The benefits of the ATP cleaning verification system include a dramatic improvement in hospital cleanliness, optimised cleaning performance and personnel training, increased productivity commitment and moral of cleaning staff and reduced infections rates.

Southport and Ormskirk NHS Trust  have been using the ATP technology for  >5 years for several applications and departments from medical equipment library, ITU, IP&U, domestic services, planned care, catering and operating theatres. It is also used for hand hygiene training and compliance monitoring. Andrew Chambers explained: “We also use Hygiena ATP monitoring when we may have had an incidence of VRE, for example.

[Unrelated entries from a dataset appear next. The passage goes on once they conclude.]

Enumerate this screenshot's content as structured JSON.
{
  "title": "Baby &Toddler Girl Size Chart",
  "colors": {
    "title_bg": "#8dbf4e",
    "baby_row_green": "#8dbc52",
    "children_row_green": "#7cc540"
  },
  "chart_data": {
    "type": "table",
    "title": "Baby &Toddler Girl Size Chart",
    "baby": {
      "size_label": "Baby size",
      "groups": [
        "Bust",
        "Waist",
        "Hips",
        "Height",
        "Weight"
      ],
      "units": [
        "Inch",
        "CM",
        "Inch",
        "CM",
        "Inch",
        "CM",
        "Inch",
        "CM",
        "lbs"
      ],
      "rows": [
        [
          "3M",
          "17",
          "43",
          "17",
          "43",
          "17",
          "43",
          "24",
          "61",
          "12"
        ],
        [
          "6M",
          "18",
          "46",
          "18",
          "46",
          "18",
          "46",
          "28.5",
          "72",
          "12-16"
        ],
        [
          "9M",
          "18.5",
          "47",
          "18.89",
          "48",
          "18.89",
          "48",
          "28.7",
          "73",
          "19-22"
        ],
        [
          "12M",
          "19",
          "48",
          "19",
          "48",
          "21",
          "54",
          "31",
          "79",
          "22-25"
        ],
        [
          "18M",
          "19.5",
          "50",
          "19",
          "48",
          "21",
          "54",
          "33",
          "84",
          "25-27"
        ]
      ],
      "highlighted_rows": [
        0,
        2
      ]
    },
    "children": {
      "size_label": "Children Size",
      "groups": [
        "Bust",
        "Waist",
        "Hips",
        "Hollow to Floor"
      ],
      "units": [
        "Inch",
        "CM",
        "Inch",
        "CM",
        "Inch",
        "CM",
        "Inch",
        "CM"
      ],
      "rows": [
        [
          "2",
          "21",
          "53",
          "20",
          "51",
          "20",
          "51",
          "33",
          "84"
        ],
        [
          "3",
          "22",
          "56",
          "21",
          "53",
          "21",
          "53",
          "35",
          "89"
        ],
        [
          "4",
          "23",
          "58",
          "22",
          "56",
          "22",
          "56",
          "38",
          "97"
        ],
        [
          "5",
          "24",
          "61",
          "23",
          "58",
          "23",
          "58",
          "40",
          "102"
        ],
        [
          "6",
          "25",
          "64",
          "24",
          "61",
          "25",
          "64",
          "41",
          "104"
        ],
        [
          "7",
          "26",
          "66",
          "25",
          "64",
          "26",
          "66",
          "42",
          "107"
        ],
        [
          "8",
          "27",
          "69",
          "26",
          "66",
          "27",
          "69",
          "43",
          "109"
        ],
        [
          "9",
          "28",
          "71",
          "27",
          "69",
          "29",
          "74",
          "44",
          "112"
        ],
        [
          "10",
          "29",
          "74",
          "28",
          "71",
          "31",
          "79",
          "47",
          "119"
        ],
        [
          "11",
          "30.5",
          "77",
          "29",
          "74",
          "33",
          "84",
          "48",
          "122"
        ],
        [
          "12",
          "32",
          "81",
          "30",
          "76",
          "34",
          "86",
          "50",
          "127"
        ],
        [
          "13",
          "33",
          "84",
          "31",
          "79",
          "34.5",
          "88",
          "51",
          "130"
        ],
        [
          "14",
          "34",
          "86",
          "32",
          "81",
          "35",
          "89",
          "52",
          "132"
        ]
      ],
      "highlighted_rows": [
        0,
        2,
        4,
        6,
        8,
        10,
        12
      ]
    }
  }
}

After a clean, the area might look clean but a number of spot ATP tests might show that the area is, in fact, not clean.

“ATP gives you a clean hospital,” said Val Hulme (Team leader Domestic Services). “When you’re doing a deep clean the staff know they are going to be tested but they do everything to a very high standard now. ATP has helped us to achieve that. “When you have a number – like the ATP machine gives you – it’s more objective than subjective. You can’t argue with it.”

“ATP makes the staff competitive. They all want to score five or below and ideally zero.”

Regular objective monitoring of cleaning increases compliance of cleaning policies from 40% to 82%. This decreases contamination levels, reduces infection rates, maximises the use and value of existing resources thus saving time, money and lives.